Ysolda and I have been pursuing our craft tour with gusto. It now appears to be extending out from Edinburgh in several directions. The other day, we traveled a bit further than usual on the East Coast Mainline, and hopped on a train to York. York is one of my old stomping grounds, and there are many reasons to visit. It is a great compact city in which you can literally walk through a whole millennium, admiring fine examples of British architecture from the Roman to the Victorian. It is home to one of the most important Gothic cathedrals in Northern Europe. And the light in York is always particularly beautiful — something about the flatness of the landscape and the soft colours of the stone. None of this interested us, however. We went to York for buttons.

In York, Duttons for Buttons is something of a local institution, and, if you ask me, it deserves to be a national one as well. For Duttons is so much more than a well-stocked haberdashers with friendly, knowledgeable staff, selling an excellent range of needlecraft and dressmaking supplies and notions. Duttons is, in fact, the spiritual home of the button, a palace, a shrine, a hymn to that tiny and miraculous combination of decorative form and function . . .

Duttons!

For Buttons!
Buttons exemplify the appeal of the numinous and miniature. They are ordinary things, neither jewels nor sweeties, but there is still something precious, sensuous, near-edible about them. And, unlike jewel-things, buttons have an important functional point to make. If fabric is the language, then buttons are the grammar of our clothing — openings, pauses, closings — as well the decorative accent of any outfit.

We all know the singular pleasure of poking around in a button box — the delight of handling, arranging, and admiring lovely button-things. Now imagine that box-sized pleasure magnified to the size of a shop, and you have some sense of just how great it is to be in Duttons. There is the satisfying knowledge that you have over 12,000 kinds of buttons to play with and choose from. Then there is the space of Duttons itself, with its medieval beams and wobbly floor. The shop fittings have stayed the same for forty years or more — the buttons are displayed, floor-to-ceiling, in worn, compartmentalised cardboard boxes, which you can examine on pleasing tables that pull out from the button-wall.

The sheer range of Duttons buttons is frankly amazing. There is glass and acrylic, wood and cloisonné, in an incredible array of sizes, styles and hues. And what makes some of this stock so precious, is that so much of it is discontinued.

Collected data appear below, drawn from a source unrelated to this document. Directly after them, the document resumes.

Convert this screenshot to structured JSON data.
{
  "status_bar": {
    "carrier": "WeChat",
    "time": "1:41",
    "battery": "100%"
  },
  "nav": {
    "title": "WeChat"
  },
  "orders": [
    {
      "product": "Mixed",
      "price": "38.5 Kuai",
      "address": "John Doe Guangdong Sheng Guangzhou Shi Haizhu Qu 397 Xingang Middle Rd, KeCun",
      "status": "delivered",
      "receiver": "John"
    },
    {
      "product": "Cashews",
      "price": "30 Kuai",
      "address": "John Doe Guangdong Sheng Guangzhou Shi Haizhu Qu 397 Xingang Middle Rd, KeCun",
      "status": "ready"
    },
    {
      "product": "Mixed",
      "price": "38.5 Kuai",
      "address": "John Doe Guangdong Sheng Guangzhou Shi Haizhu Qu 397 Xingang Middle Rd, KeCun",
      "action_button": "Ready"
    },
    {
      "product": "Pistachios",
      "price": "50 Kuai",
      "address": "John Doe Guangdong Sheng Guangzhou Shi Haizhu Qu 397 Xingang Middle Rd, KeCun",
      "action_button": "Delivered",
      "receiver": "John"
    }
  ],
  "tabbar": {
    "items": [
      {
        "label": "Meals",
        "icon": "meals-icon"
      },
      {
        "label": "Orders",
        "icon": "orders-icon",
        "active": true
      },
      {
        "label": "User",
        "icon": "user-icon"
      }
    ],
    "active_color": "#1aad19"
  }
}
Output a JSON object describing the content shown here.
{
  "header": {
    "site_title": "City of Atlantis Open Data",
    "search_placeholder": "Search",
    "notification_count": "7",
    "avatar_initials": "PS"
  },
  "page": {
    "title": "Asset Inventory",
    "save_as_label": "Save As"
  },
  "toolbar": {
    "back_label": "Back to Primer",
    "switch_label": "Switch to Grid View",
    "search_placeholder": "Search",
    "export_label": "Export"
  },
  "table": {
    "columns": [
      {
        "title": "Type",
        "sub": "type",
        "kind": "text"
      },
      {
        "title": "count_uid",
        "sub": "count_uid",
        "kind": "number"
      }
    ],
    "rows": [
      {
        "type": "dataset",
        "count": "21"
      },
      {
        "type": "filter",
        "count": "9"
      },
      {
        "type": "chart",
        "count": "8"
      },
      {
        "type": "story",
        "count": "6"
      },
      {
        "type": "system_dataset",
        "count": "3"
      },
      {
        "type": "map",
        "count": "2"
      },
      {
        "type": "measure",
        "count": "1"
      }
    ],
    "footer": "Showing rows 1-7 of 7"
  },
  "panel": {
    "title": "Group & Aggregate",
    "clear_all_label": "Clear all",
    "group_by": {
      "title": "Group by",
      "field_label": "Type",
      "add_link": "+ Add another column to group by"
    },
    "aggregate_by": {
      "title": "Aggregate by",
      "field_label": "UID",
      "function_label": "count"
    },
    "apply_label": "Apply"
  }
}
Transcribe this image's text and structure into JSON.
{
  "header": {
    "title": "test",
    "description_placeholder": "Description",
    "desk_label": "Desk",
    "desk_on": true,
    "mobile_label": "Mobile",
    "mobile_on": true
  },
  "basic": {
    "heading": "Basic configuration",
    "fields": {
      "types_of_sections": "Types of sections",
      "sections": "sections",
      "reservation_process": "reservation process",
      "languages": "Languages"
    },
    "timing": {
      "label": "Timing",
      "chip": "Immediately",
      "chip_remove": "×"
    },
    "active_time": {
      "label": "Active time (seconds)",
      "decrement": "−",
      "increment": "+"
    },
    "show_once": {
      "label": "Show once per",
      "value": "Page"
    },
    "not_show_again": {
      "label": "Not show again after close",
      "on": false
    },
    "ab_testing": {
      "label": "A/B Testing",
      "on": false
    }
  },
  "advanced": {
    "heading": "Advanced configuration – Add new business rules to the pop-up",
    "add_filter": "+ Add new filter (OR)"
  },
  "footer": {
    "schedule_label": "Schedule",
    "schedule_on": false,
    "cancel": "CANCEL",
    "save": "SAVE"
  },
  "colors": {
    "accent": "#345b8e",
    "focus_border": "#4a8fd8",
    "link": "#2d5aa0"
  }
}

Many of the buttons sold here have their stylistic origins in the 40s and 50s and are literally at the end of the line. The nine buttons you buy for your coat or cardigan might be the last few available anywhere. Superlatives really cannot capture the sheer wonder that is Duttons. If you are lucky enough to live in West or North Yorkshire, you will also find branches in Ilkley and Harrogate.
Here are some of my spoils.

so tasty.
Oh, and by the way, York is brilliant for many crafty things other than buttons. These include Betty’s . . .

(the mere phrase ‘selection of miniature cakes’ on the menu made me stupidly gleeful)
. . . and of course, beer

. . . the subject of other posts.
And just a quick a note about the owlet – - I was very interested in your comments, and in Franklin Habit’s remarks about the same issue, to which Lucette linked. After reading both, I was filled with a militant desire to chat to mums in the street, and ask their kids to wear my sweater. Over the past few days I’ve tried this with mixed results. Unlike Franklin, the problem I discovered was not the attitude of the parents to the weird-sweater-brandishing-person (all were interested, most were helpful) but simply the age and size of the kids on offer — I’ve just not been able to find any 1 year olds! In Duttons, for example, I got chatting to a lovely mum with an equally lovely toddler, but when we matched kid up to sweater the latter turned out to be much too small. And just when I was beginning to think that, since toddlers seem to be clearly the most numerous, or at least the most publicly available size of kid, I’d better just knit another sweater, I received an email from a someone and her just-one-year-old who may well turn out to be my owlsend. Hurrah! More soon.